This past Sunday there were two interesting stories about baseball in The New York Times: in the magazine was Bruce Schoenfeld's "Can the Emergence of a High-Tech Tool Bring Baseball's Statistical Revolution to Fielding" and in the sports section was Bill Pennington's "A Team's Cursed Century Warrants a Proven Savior." The first article was about an attempt to analyze fielding, the second was about Theo Epstein's attempt to win a World Series with the Chicago Cubs.
To a certain extent these articles contradict each other. Statcast, part of Major League Advanced Media, is attempting to analyze fielding by using a radar system combined with three high-definition cameras to record every play in baseball. The biggest problem is that even a routine ground-ball to the shortstop produces the equivalent of 21,000 rows on a spreadsheet. How to analyze all this data is the problem. So far baseball statistics have focused on hitting -- which is quantifiable --and have not been particularly successful with fielding, using such dubious statistics as "range-factor." Everyone agrees that preventing an opponent's run is as important as scoring your own but no one has figured out how to analyze individual fielding.

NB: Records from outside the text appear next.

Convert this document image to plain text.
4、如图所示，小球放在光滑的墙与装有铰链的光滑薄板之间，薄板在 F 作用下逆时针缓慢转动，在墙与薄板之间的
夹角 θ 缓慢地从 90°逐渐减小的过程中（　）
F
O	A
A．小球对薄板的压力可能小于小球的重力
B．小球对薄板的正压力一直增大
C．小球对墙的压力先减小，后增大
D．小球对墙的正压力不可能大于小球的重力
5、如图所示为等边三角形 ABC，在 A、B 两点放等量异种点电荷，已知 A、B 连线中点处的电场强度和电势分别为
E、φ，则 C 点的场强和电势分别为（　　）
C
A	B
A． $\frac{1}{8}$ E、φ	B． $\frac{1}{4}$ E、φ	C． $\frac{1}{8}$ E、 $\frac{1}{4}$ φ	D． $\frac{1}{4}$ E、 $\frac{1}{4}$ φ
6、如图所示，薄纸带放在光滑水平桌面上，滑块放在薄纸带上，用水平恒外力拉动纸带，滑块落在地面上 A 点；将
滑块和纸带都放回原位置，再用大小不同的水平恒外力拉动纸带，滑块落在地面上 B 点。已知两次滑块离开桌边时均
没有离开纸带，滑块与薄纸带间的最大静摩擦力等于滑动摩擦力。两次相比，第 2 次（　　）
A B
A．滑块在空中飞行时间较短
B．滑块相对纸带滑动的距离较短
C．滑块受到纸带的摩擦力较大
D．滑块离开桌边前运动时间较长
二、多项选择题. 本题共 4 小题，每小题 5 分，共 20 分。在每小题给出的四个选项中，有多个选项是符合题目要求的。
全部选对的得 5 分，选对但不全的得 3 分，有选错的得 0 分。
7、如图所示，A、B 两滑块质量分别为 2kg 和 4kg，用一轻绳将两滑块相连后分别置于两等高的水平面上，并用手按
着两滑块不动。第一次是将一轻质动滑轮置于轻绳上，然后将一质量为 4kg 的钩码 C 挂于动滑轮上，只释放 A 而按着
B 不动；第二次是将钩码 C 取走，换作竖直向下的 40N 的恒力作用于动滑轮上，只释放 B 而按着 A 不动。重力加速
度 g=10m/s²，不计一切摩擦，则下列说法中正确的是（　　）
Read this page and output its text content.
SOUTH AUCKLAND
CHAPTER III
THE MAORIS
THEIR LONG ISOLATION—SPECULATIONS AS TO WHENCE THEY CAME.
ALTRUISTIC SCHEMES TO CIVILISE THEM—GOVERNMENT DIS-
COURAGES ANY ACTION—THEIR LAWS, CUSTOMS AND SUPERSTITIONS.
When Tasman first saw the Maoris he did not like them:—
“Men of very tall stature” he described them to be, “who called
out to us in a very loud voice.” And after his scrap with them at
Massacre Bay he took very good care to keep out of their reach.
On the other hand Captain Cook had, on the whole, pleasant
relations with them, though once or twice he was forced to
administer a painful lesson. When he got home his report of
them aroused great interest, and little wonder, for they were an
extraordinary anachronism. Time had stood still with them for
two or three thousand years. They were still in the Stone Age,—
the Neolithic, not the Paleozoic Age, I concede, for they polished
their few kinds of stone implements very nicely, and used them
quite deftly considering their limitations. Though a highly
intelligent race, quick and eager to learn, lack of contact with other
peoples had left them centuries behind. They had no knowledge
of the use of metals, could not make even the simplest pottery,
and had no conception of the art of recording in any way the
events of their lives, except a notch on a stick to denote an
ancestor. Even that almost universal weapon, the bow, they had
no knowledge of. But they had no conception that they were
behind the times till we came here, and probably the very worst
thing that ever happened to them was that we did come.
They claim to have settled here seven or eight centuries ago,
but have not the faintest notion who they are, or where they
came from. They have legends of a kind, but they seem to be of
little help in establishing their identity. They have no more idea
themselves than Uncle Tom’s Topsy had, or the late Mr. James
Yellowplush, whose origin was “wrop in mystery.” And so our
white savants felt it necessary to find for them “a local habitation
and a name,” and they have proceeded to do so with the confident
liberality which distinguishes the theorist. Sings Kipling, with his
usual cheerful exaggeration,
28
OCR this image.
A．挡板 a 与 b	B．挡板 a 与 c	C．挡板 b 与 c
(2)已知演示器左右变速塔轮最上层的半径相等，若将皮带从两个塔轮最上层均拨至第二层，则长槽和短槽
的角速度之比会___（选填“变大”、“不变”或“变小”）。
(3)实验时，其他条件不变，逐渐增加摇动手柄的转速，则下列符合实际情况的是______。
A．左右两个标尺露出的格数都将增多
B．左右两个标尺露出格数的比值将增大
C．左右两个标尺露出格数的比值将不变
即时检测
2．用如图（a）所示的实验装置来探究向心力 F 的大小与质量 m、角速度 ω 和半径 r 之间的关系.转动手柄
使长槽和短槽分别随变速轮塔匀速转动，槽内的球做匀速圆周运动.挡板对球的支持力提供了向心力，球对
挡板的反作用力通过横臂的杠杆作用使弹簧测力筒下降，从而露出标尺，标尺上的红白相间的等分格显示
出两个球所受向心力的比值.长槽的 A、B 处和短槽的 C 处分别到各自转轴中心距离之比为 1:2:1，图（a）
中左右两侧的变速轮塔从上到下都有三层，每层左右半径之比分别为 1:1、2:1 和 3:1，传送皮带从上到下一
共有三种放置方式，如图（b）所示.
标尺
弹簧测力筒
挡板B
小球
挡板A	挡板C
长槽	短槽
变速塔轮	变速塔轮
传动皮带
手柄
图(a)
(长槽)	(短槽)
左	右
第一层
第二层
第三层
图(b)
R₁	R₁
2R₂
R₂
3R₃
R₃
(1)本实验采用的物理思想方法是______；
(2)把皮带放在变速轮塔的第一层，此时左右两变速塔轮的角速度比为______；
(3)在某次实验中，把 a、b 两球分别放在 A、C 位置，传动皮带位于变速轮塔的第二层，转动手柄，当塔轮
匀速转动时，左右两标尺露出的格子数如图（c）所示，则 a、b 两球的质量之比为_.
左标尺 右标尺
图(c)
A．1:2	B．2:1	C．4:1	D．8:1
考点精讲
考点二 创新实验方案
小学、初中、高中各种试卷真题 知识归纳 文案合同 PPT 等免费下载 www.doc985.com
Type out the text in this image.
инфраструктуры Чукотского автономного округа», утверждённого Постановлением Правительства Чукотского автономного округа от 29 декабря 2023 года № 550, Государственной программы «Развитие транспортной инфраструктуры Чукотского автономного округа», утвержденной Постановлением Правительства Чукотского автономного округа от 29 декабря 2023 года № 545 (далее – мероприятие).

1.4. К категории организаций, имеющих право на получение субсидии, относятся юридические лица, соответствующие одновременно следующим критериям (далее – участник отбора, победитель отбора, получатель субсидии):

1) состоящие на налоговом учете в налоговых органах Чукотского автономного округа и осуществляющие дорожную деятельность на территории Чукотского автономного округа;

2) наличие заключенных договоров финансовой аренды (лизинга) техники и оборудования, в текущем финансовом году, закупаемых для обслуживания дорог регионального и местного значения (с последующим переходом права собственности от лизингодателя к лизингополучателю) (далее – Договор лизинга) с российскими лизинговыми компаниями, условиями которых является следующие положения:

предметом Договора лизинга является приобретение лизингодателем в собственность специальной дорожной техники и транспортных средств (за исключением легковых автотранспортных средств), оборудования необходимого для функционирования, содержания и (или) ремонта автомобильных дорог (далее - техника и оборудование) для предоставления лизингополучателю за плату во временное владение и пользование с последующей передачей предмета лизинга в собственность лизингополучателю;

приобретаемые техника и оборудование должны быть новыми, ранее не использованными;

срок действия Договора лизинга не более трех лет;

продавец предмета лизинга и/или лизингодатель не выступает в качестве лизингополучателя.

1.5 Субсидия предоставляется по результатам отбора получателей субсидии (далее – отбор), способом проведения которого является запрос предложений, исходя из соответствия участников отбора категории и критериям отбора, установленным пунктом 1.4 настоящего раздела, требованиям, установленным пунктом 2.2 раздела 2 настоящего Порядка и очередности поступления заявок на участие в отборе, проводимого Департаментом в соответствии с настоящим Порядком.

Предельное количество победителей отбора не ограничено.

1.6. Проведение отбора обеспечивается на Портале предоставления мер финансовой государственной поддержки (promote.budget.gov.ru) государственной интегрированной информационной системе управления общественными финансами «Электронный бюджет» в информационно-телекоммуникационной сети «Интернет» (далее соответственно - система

Meanwhile Theo Eptein, who engineered the 2004 Boston Red Sox championship, is now the general manager of the Chicago Cubs, which this year had the best record in baseball, thanks to the 22 members of the team that have gradually been acquired by Epstein. Certainly Epstein is aware of what Billy Beane was able to do in Oakland (read Michael Lewis's Moneyball), though Oakland has not been to the World Series since 1989, but Epstein in Chicago has had the advantage of patience (the Cubs have not won the World Series since 1908) and a bigger budget. And Epstein has learned that statistics do not tell you everything when you are dealing with human beings. Epstein's scouts are required to ask possible prospects about three times they have faced adversity on the field and three times they have faced adversity off the field. As one scout said, "we are scouting the person more than the player" and as Epstein has pointed out, "baseball is built on failure;" even the best players fail seven out of ten times.
As umpiring decisions are being second-guessed by machines I applaud Epstein for realizing that players are human and cannot be totally defined by their statistics, only one of the important elements in the success of an individual player and of a baseball team that plays a grueling season of 162 games.